House debates
Wednesday, 30 May 2018
Condolences
Carrick, Sir John Leslie AC KCMG
11:52 am
Jason Falinski (Mackellar, Liberal Party) Share this | Hansard source
I stand today to speak on the memory of a great Australian, Sir John Leslie Carrick AC, KCMG. Sir John Carrick was a man who lived a full and rich 99 years of life. He was a father, a husband, a soldier, a politician and a friend of many.
Sir John first heeded the call of patriotism and service to his country in 1940, when he joined the Australian Imperial Force. In 1943 Sir John was captured and taken as a Japanese prisoner of war. He spent more than three years in prison camps, including the infamous Changi prison camp in Singapore. He also worked on the Burma-Thailand railway, where he endured the brutality and cruelty displayed towards Australian prisoners of war. Despite all of this, Sir John's love of his country endured, and when he returned to Australia he did not lose his patriotic resolve.
Sir John is seen by many as one of the people most responsible for developing the Liberal Party from an idea into the most representative and influential political party in Australian politics. Sir John served as a Liberal Party senator for the state of New South Wales between 1971 and 1987. During this time he held multiple ministerial positions in the Fraser government, including Minister for National Development and Energy, Minister for Education, Minister for Urban and Regional Development and Minister for Housing and Construction.

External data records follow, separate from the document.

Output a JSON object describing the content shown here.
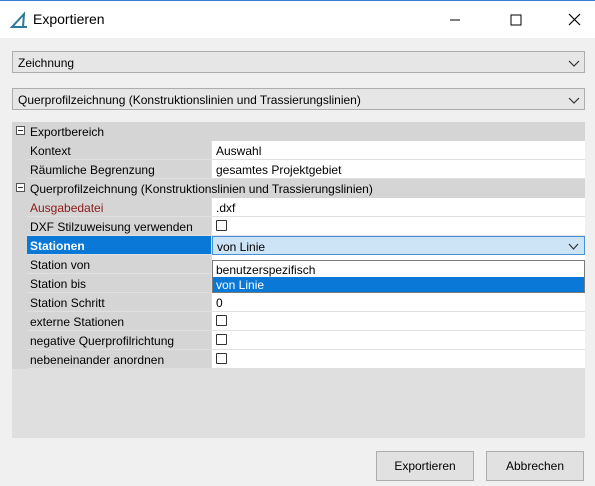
{
  "window": {
    "title": "Exportieren"
  },
  "combo1": {
    "value": "Zeichnung"
  },
  "combo2": {
    "value": "Querprofilzeichnung (Konstruktionslinien und Trassierungslinien)"
  },
  "grid": {
    "cat1": "Exportbereich",
    "kontext_label": "Kontext",
    "kontext_value": "Auswahl",
    "raeumlich_label": "Räumliche Begrenzung",
    "raeumlich_value": "gesamtes Projektgebiet",
    "cat2": "Querprofilzeichnung (Konstruktionslinien und Trassierungslinien)",
    "ausgabe_label": "Ausgabedatei",
    "ausgabe_value": ".dxf",
    "dxf_label": "DXF Stilzuweisung verwenden",
    "stationen_label": "Stationen",
    "stationen_value": "von Linie",
    "station_von_label": "Station von",
    "station_bis_label": "Station bis",
    "station_schritt_label": "Station Schritt",
    "station_schritt_value": "0",
    "externe_label": "externe Stationen",
    "negative_label": "negative Querprofilrichtung",
    "nebeneinander_label": "nebeneinander anordnen"
  },
  "dropdown": {
    "options": [
      "benutzerspezifisch",
      "von Linie"
    ],
    "selected": "von Linie"
  },
  "buttons": {
    "export": "Exportieren",
    "cancel": "Abbrechen"
  },
  "colors": {
    "accent": "#0a78d7",
    "error_label": "#8b1a1a"
  }
}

I first met Sir John about 20 years ago, and I only met him twice. He spoke clearly about the importance of Liberal ideals in a modern society but, most critically, about how, when they fall in and out of favour—despite the fact that they are timeless—and when they are forgotten, they too often lead to oppression. I once asked him why he was so strongly supportive of state support for Catholic schools in the 1960s. It was one of the most powerful statements that I've heard in public life. He said, 'When I was a prisoner in Changi they didn't ask you if you were a Catholic or a Protestant, because we were all Australians. We were all there fighting to survive but also fighting to preserve freedom and our country. I was not,' he said, 'fighting for a Catholic Australia or a Protestant Australia. I was fighting for Australia, no more, no less.' So when he returned to Australia and found law firms that were Catholic and law firms that were Protestant—even department stores that only employed Catholics and other department stores that only employed Protestants—he said, 'This is not the Australia I had been fighting for. More importantly, this is not the Australia that many of my comrades had died for, that my comrades in arms had died to protect.' So when the time came, when this issue had reached its pinnacle, he said to Menzies, who was then the Prime Minister: 'This is not the country that I fought and suffered for. I fought for a country where your religion did not matter, and that is what state support meant to me.'
Sir John's memory lives on in the hearts and minds of all those in the Liberal Party. As a titan of the Liberal Party—as one of the great three, as Anthony Albanese described him—his name will be remembered in the league of our two most loyal servants: former prime ministers Sir Robert Menzies and John Howard.
Sir John's beloved wife, Lady Angela Carrick AO, like him dedicated her life to the service of others, including her time spent as Chief Commissioner of Girl Guides Australia in the mid-1980s. She passed away in February of this year. I recognise her and her commitment to this country as well.
On behalf of myself and the people of Mackellar, I offer my most heartfelt condolences to his three daughters—Diane, Jane and Fiona—as well as to the whole Carrick family. To Sir John I say, 'Thank you for your service to your country through your time in the armed services and in the Australian Senate. Thank you for your contribution to the Liberal Party and for the advice and support you provided to me early on in my career.' Lest we forget.